急性髓样白血病（AML）的当前治疗方法清除了疾病负担，主要是 白血病祖细胞（LPC），但通常无法消除白血病干细胞 （LSC）。 DNA修复机制的改变可能是LSC和/或LPC的存活率的原因 在遗传毒性应激下。 DNA双链断裂（DSB），最致命的DNA病变是 通常在复制时通过BRCA介导的同源重组（HR）修复修复 叉子。 BRCA-HR修复涉及多种蛋白质，例如BRCA1，BRCA2，RAD54和RAD51。 另一种HR途径取决于RAD52-RAD51（RAD52-HR）。 PARP1介导的碱 切除修复（BER）和PARP1依赖性非同源末端连接（P-NHEJ）作为 预防和/或修复DSB的备用/替代机制。 DNA修复中的癌症特异性缺陷创造了使用现象的机会 称为合成致死性，例如通过PARP1抑制剂消除BRCA1/2突变的癌细胞 （PARP1I）。

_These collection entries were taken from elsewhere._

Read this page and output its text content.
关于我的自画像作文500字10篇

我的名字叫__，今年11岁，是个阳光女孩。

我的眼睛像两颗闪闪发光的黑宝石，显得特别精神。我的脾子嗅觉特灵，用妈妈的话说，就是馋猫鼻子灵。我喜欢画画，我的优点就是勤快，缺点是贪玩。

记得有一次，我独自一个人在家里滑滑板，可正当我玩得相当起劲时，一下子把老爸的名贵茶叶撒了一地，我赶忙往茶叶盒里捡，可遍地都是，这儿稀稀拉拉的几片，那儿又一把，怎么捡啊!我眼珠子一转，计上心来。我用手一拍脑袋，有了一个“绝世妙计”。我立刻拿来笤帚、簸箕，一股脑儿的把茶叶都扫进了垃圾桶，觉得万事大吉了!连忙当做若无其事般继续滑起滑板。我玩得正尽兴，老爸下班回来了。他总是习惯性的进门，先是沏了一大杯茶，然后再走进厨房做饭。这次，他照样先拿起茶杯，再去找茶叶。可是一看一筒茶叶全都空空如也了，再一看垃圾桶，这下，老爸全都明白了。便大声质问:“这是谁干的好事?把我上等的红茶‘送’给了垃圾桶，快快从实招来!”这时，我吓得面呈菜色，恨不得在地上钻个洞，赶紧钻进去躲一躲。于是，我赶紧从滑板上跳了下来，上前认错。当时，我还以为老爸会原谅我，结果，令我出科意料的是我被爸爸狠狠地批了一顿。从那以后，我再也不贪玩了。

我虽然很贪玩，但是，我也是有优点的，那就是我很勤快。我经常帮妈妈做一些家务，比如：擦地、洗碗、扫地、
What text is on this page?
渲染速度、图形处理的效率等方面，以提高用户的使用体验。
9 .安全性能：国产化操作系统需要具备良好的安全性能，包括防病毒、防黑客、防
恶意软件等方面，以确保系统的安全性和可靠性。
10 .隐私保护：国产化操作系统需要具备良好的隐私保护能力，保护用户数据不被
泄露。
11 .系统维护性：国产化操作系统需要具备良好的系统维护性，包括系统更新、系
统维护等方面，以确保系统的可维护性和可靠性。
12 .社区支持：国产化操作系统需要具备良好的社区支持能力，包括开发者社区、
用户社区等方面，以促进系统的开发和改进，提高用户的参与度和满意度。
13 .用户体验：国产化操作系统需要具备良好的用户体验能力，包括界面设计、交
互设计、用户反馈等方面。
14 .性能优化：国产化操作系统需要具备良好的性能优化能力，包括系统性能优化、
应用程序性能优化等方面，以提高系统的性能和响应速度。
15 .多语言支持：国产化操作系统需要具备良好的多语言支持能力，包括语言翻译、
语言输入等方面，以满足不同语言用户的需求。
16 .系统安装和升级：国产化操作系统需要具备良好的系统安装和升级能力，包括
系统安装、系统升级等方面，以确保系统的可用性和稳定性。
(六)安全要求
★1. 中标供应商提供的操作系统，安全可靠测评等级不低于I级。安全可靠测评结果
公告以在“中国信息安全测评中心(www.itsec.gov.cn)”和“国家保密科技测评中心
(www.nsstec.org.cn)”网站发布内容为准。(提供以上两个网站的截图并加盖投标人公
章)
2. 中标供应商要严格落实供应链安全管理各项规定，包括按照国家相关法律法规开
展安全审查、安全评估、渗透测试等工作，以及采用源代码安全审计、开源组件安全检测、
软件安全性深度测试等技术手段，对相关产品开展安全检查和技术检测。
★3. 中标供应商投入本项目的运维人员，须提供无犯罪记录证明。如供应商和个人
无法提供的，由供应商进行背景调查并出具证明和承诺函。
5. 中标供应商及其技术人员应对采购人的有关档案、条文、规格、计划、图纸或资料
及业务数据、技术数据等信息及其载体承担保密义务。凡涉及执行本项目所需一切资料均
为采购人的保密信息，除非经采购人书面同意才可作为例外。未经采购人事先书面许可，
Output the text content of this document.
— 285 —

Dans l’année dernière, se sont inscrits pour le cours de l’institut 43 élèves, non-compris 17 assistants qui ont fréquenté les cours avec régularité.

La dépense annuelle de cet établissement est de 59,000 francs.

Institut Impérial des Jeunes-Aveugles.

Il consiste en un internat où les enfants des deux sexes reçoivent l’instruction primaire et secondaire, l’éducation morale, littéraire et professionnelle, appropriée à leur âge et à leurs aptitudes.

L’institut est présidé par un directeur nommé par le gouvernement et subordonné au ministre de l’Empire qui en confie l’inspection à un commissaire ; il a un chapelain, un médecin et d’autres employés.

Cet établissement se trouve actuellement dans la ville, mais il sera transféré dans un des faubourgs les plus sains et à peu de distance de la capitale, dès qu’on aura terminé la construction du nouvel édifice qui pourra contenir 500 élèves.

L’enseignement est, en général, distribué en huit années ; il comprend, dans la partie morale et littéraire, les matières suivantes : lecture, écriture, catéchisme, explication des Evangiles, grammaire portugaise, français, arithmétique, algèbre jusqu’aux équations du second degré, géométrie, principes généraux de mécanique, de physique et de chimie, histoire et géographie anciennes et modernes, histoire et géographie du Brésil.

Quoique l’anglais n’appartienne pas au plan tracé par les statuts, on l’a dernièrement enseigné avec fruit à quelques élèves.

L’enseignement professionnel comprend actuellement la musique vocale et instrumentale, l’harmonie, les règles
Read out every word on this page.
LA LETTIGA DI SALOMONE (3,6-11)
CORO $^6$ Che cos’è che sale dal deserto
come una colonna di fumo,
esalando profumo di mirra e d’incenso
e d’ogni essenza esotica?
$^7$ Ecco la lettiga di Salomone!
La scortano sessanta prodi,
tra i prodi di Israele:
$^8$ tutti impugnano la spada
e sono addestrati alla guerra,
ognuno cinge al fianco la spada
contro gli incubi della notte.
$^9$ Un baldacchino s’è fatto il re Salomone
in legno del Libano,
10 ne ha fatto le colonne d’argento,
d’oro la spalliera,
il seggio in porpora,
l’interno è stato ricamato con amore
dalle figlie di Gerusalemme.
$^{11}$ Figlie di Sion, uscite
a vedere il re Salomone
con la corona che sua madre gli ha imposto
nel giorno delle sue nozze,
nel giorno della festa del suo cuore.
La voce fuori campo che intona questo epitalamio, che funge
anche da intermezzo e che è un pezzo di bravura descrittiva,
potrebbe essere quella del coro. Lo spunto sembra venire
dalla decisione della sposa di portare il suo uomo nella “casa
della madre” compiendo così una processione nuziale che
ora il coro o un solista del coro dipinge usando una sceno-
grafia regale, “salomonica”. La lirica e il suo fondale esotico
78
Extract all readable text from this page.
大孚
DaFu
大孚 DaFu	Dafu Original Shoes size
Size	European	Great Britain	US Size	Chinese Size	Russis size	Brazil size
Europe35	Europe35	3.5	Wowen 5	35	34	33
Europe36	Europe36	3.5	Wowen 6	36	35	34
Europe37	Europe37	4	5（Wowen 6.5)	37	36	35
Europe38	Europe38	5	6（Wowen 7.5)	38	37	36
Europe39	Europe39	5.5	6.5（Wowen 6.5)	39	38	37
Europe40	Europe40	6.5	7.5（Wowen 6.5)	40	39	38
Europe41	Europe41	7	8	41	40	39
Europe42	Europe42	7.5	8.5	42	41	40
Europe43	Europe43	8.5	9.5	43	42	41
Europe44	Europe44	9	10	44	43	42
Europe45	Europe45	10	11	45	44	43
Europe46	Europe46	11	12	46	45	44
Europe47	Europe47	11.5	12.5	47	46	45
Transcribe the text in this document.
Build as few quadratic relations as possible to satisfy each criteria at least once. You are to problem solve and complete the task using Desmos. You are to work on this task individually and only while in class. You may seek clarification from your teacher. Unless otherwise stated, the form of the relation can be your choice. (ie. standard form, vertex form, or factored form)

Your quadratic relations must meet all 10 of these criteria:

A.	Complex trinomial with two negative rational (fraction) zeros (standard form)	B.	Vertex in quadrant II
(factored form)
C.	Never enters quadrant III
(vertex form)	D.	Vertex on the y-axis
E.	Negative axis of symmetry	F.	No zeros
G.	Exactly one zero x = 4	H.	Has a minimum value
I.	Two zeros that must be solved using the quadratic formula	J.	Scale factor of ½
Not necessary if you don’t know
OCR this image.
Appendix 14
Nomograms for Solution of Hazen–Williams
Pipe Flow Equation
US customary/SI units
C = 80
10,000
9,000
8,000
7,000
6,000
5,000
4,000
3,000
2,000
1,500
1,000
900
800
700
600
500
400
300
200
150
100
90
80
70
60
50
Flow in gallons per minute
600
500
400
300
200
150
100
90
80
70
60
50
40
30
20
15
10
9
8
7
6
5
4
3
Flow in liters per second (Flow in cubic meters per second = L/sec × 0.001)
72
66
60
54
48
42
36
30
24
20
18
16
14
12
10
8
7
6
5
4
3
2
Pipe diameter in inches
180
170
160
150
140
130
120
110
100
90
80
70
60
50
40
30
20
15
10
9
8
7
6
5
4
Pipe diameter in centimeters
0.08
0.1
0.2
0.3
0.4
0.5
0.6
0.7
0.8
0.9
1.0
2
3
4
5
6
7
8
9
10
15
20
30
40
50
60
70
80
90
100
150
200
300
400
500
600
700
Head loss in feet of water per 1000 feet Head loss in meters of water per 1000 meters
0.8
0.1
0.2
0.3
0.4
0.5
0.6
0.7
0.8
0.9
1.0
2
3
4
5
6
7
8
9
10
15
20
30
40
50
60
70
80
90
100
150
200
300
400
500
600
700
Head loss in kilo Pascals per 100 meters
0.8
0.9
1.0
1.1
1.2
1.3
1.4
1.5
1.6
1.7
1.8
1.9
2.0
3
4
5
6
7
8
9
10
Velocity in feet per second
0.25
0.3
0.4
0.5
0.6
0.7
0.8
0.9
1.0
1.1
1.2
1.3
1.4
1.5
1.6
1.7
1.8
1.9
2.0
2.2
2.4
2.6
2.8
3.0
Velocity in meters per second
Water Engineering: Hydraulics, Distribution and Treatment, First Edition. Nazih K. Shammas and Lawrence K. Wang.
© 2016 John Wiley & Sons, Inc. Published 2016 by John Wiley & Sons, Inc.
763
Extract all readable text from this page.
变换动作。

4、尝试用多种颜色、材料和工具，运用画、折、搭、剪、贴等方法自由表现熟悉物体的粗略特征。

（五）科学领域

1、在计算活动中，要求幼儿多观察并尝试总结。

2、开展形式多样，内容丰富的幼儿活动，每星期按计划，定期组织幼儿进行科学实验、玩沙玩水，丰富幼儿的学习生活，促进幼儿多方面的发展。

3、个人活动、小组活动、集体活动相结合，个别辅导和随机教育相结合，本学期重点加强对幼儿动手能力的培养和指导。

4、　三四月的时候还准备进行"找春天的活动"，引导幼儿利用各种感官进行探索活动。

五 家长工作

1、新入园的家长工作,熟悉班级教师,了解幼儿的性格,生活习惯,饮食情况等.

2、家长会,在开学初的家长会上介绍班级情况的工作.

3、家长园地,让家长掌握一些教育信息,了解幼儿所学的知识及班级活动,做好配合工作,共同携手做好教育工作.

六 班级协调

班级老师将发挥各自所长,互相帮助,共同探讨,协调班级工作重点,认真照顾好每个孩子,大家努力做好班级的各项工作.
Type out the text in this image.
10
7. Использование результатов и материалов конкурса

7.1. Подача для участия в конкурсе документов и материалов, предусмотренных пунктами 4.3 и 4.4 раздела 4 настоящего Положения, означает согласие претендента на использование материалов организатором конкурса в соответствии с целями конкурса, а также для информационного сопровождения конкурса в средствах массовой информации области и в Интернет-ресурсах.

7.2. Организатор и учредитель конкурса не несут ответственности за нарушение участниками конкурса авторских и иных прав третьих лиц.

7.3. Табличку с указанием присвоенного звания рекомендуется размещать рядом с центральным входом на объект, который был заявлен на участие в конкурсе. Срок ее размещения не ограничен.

由于BRCA-HR途径中的灭活突变在AML中很少见，因此我们获得了 初步数据表明BRCA缺乏症和BRCA对单个AML的水平 可以通过诱导AML遗传的综合基因突变分析（GMA）来预测 畸变。该方法将在AIM＃1中进行测试。 缺乏BRCA的AML LSC/LPC应该容易容易诱发的合成致死性。 但是，PARP1I在BRCA1/2缺陷细胞中的治疗作用可能会通过 替代RAD52-HR，至少可以部分保护BRCA缺陷PARP1I-TERATEC DSB致死作用的细胞。因此，在AIM＃2中，我们建议 PARP1I+RAD52I可能会在BRCA缺乏LSC/LPC中引起更有效的合成致死性。 我们还将开发药物级Rad52i。 另一方面，BRCA的AML细胞应对BRCA-的抑制剂敏感 人力资源途径与PARP1I结合。初步数据表明RAD54可能是有效的目标 诱导BRCA的富有BRCA细胞的缺陷。在AIM＃3中，我们将检查是否针对 RAD54将BRCA的AML敏感到PARP1I-介导的合成致死性。 我们希望个性化的药物引导的合成致死性将药物靶向靶向 DNA修复旨在消除个别患者的AML LSC/LPC。